Итак,  я начинаю работу… Я должени раскрыть  сейчас    тайну   спасения  мира! Мой  мозг  активно   выдаёт  свой главный продукт - мысль! Мысль материализуется,  превращается  в  фантазию…    затем  в  образ! Передо  мной  оживает  пространство… и начинается  действие!

 Я -  полководец!  На  белом  коне!  Мои  солдаты  -  мои  мысли!  Их  много  - и  они  послушны! Любой  приказ,  любое  желание – и  они  ринутся  в  бой!  Совсем,  как  в  песне:   мои  мысли  -  мои  скакуны!  Хорошая  метафора! Плохо  только  -  скакунов становится  всё  меньше…  Не  у  меня – в окружающем  мире.  Перевелись.  Остались  в  основном  пресмыкающиеся.  Травоядные.  Они  ленивы  и  нелюбопытны.  Век  динозавров.  В  моём  храме  -  их  кости.
 
Всё  повторяется -  и  я  это  вижу. Возможно,  видит  кто-то  ещё? Не знаю.  Не  уверен…  Мир  словно  сошёл  с  ума – хочет  всё  взорвать,  изгадить,  превратить  в  пыль,  не  оставив  даже  следов  былой  цивилизации. Нечто подобное  было, скорее всего,   на  Марсе. Там  русла  рек  и очертания  морских  берегов  есть,   а жизни  нет. Как  и воды.

Делаю вывод:  вселенная – кладбище  цивилизаций.  Сколько  их было – никто не знает. Жуткое зрелище  саморазрушения того,  что   было… возносилось до небывалых высот… и  пропадало  бесследно.  Но здесь  мысль возвращает меня…  к моменту  спасения  мира  земного.  И  я подчиняюсь ей!  С  радостью!  Потому  что знаю ответ на этот,  тревожный,  вопрос!  Однако  о  том,  что  случится  на  самом деле,   вы узнаете  чуть позже. А пока…  пока   мы   с вами  должны   изменить на время  тему общения. Сейчас должна прийти  ко  мне   моя  Сашенька! "Жди  утренний  визит  Кикиморы ... в логово  Бабы  Яги…" так  объявила она  сегодня, уходя,  чуть  свет, на свой полигон.          

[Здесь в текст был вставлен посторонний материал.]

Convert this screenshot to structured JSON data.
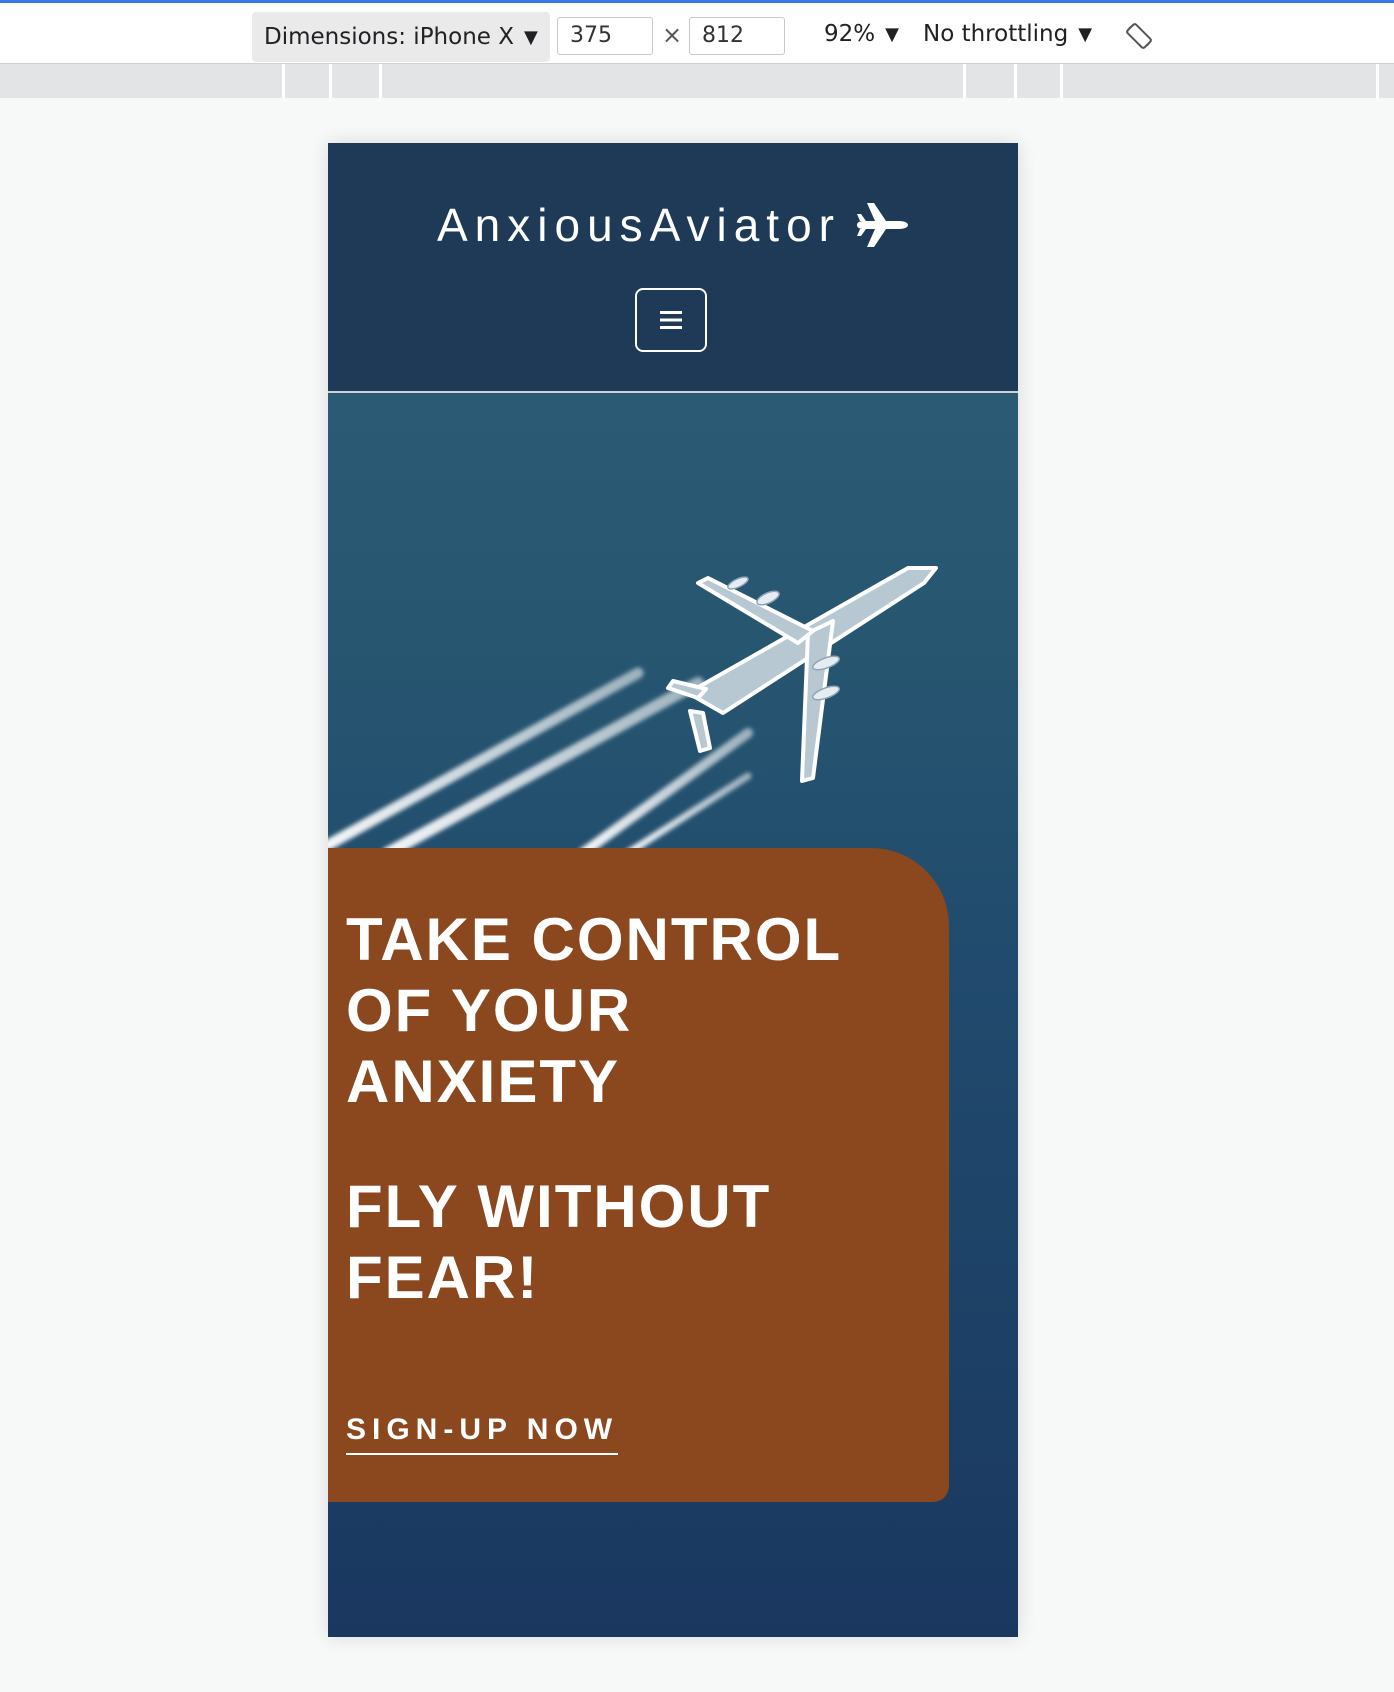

 Прелестное  создание,  но  к  ней  нужен  подход.  Какой  именно?  Её  нужно…  удивить!  Чем-нибудь!  Непременно!  Мы  с  ней  придумали  такую  игру  -  удивлять  друг  друга!  Любовь  -  это  когда  удивляют. Каждый  день, каждое  мгновение! Тогда  любовь    становится  блаженством.   А ожидание  блаженства – чудом.  Вот  как  сейчас…  я  весь  в  напряжении -  вы заметили?  Седой  человек,  а ведёт  себя,  как  мальчишка. 

Что  мне  Саша,  и  что  я -  Саше,  казалось  бы?  Случайная  встреча  на  улице…  два-три, ничего  не  значащих,  слова…    И  вот…  пожалуйста:    у меня  есть  теперь  не  только  Гипатия,  но   и  Саша,  а  у неё…  В  том-то  и  дело,  что  у  неё,  у  Сашеньки  моей,    -  никого!  Абсолютно!  Она  сирота.  Подкидыш.  Так  и  выросла…  среди чужих  дядей  и  тётей,  которых  иногда  папой  и мамой  звала. Ей  так  хотелось,  чтобы  они  были…  её  родные  папа  и  мама,   но   они…  бездушные  особи,  так  и  не  появились.   

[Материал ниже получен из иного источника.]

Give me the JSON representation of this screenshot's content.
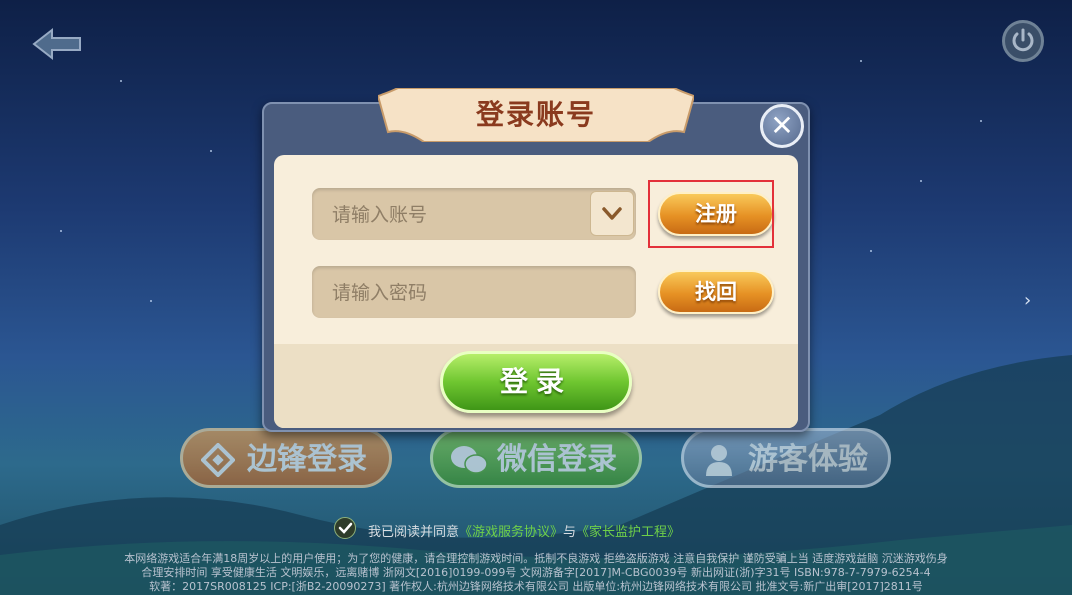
{
  "dialog": {
    "title": "登录账号",
    "close_label": "✕"
  },
  "form": {
    "account_placeholder": "请输入账号",
    "password_placeholder": "请输入密码",
    "register_label": "注册",
    "recover_label": "找回",
    "login_label": "登录"
  },
  "login_options": {
    "bianfeng": "边锋登录",
    "wechat": "微信登录",
    "guest": "游客体验"
  },
  "agreement": {
    "prefix": "我已阅读并同意",
    "link1": "《游戏服务协议》",
    "joiner": "与",
    "link2": "《家长监护工程》"
  },
  "footer": {
    "line1": "本网络游戏适合年满18周岁以上的用户使用；为了您的健康，请合理控制游戏时间。抵制不良游戏 拒绝盗版游戏 注意自我保护 谨防受骗上当 适度游戏益脑 沉迷游戏伤身",
    "line2": "合理安排时间 享受健康生活 文明娱乐，远离赌博 浙网文[2016]0199-099号 文网游备字[2017]M-CBG0039号 新出网证(浙)字31号 ISBN:978-7-7979-6254-4",
    "line3": "软著：2017SR008125 ICP:[浙B2-20090273] 著作权人:杭州边锋网络技术有限公司 出版单位:杭州边锋网络技术有限公司 批准文号:新广出审[2017]2811号"
  },
  "colors": {
    "register_highlight": "#e3313a",
    "orange_button": "#e69124",
    "green_button": "#6fc630",
    "link_green": "#6fd049"
  }
}
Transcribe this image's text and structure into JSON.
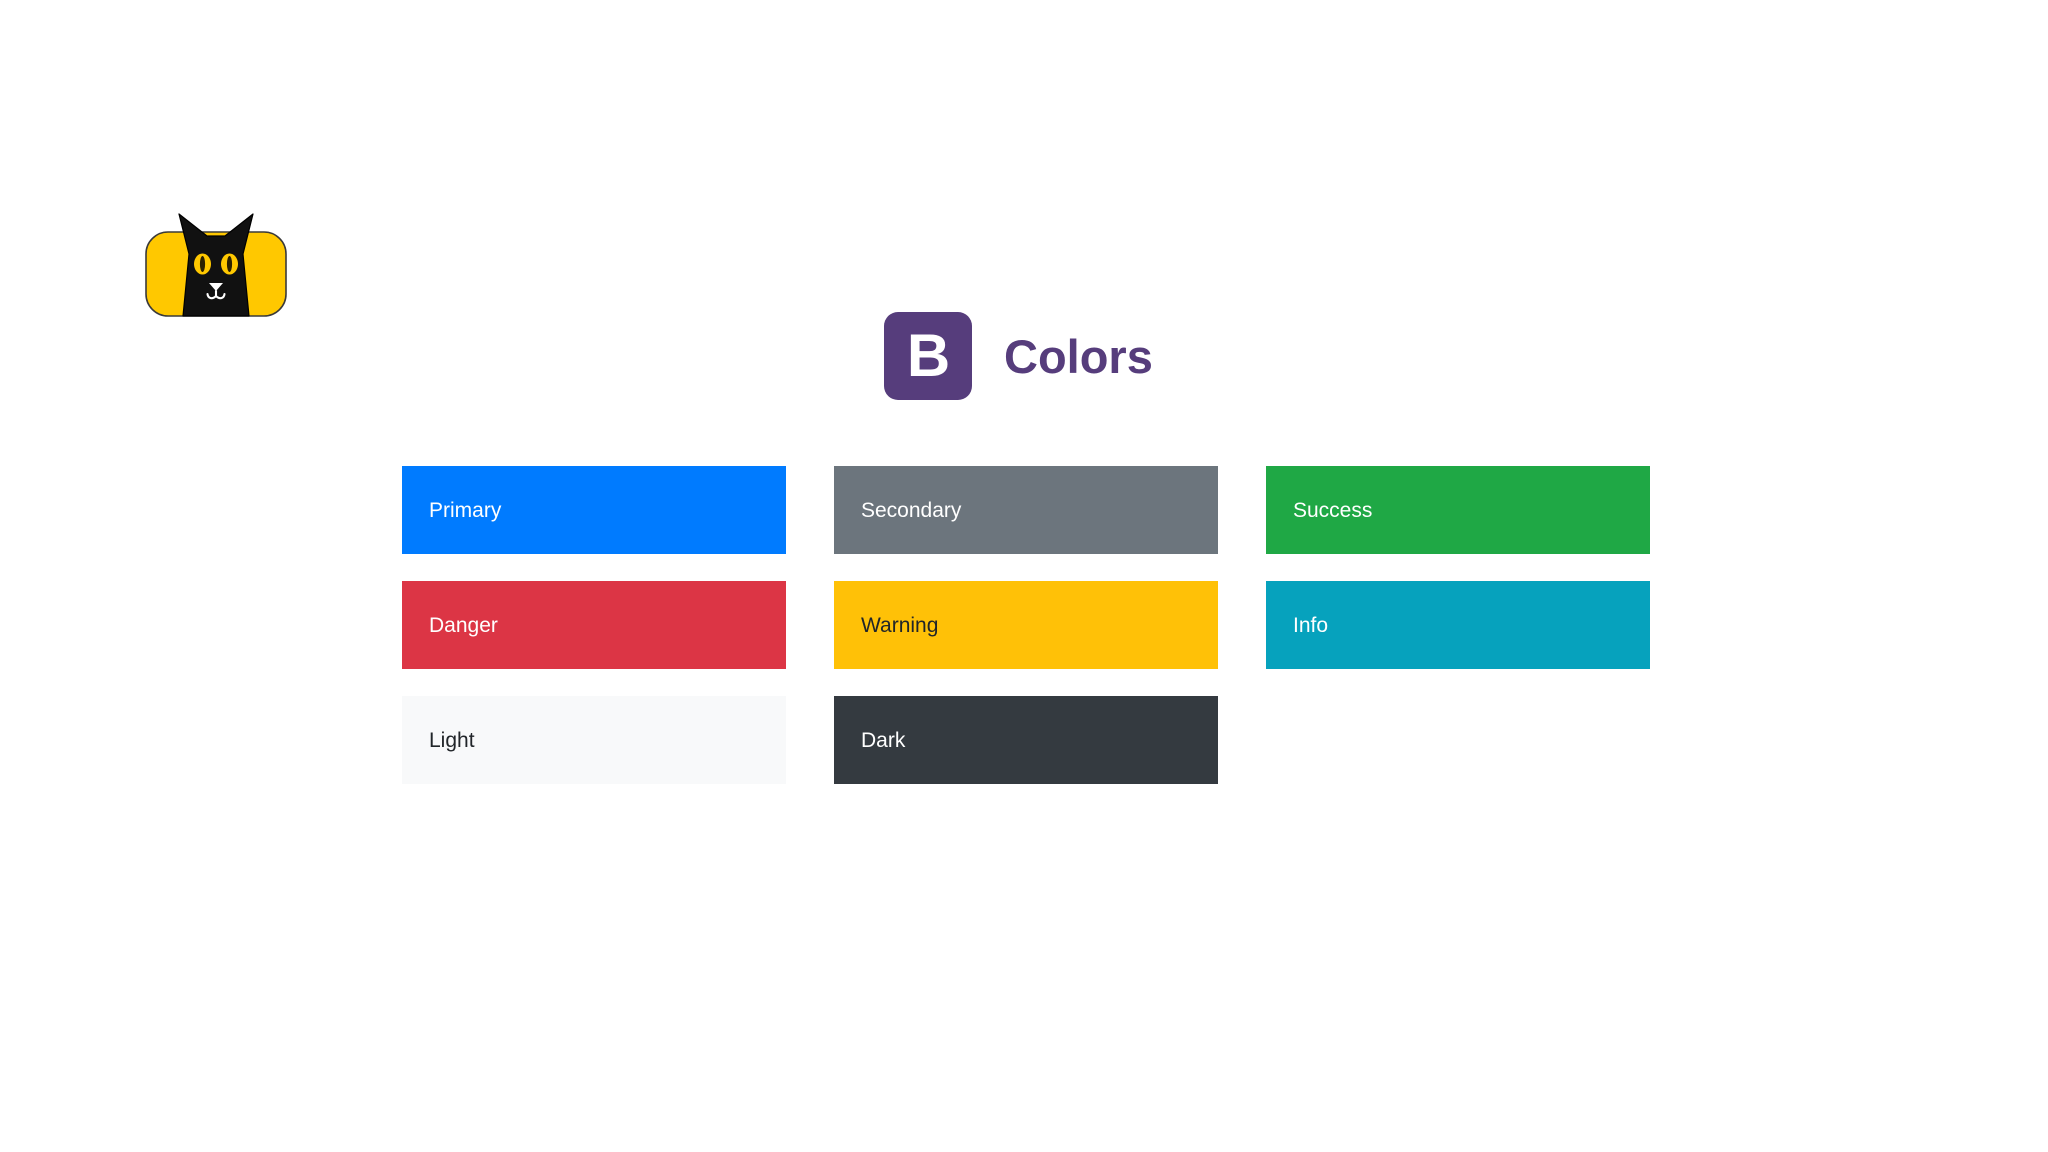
{
  "page": {
    "background": "#ffffff"
  },
  "logo": {
    "name": "black-cat-logo",
    "background": "#ffc800",
    "cat_color": "#111111",
    "eye_color": "#ffc800",
    "face_color": "#ffffff"
  },
  "header": {
    "mark_letter": "B",
    "mark_background": "#563d7c",
    "mark_text_color": "#ffffff",
    "title": "Colors",
    "title_color": "#563d7c"
  },
  "swatches": [
    {
      "label": "Primary",
      "background": "#007bff",
      "text_color": "#ffffff"
    },
    {
      "label": "Secondary",
      "background": "#6c757d",
      "text_color": "#ffffff"
    },
    {
      "label": "Success",
      "background": "#1fa845",
      "text_color": "#ffffff"
    },
    {
      "label": "Danger",
      "background": "#dc3545",
      "text_color": "#ffffff"
    },
    {
      "label": "Warning",
      "background": "#ffc107",
      "text_color": "#212529"
    },
    {
      "label": "Info",
      "background": "#06a2bd",
      "text_color": "#ffffff"
    },
    {
      "label": "Light",
      "background": "#f8f9fa",
      "text_color": "#212529"
    },
    {
      "label": "Dark",
      "background": "#343a40",
      "text_color": "#ffffff"
    }
  ]
}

А  потом   школа,  училище…  и  варьете.   То,  страстно  любимое  ею  с  детства,    место,  где  она поставила свою,  гневную,  точку  в  отношениях  с  этим… обидевшим её глубоко,  актёрским  миром.  Но  об  этом  потом,  чуть  позже…  не  сейчас…   Вот  они,  каблучки…   тук-тук,   тук-тук-тук… Это спешит ко мне  она…  моя  Сашенька!

                Картина  четырнадцатая

                Входит  Шура.

ОНА.   Привет,  Одуванчик!    Как  ты тут…    без  меня?  Не  шалил…  с  Машкой  своей?

ОН.   Заливался  горючими  слезами,  радость  моя!    Где,  думаю,  так  долго    ходит-бродит  моя  Кассиопея…

ОНА.  Гипатия  я!  Гипатия  Александрийская! Номер  два…    славянского  разлива!

Хохочет.

Пока  ты  о ней   трындел   тут  с  утра  до  вечера,  я  прониклась к    этой  героической тетке…    большим  уважением.

ОН.    Правильней  будет,  Шурочка,    сказать   не  тетке…    это  грубовато  звучит, …  а  синьоре  или леди. А, впрочем, меня очень радует твоё признание,   любовь  моя.  Я и  сам  нахожу  между  вами  иногда…  много  общего.

ОНА.    Ты    чо,  антиквар…  офонарел?

Хохочет.

Во,  бля…  сравнил!   Бродягу  сраную  с  богиней!  Она  же  там…  в  небесах  голубых  летает,  а я - на  мусорках…  в  говне  роюсь!

ОН.  Я  в души  ваши  гляжу,  Сашенька.  В  глубины  ваших,    человеческих  "Я".  И там  ищу  мгновения,   безоговорочно   убеждающие   меня  в  моей  правоте.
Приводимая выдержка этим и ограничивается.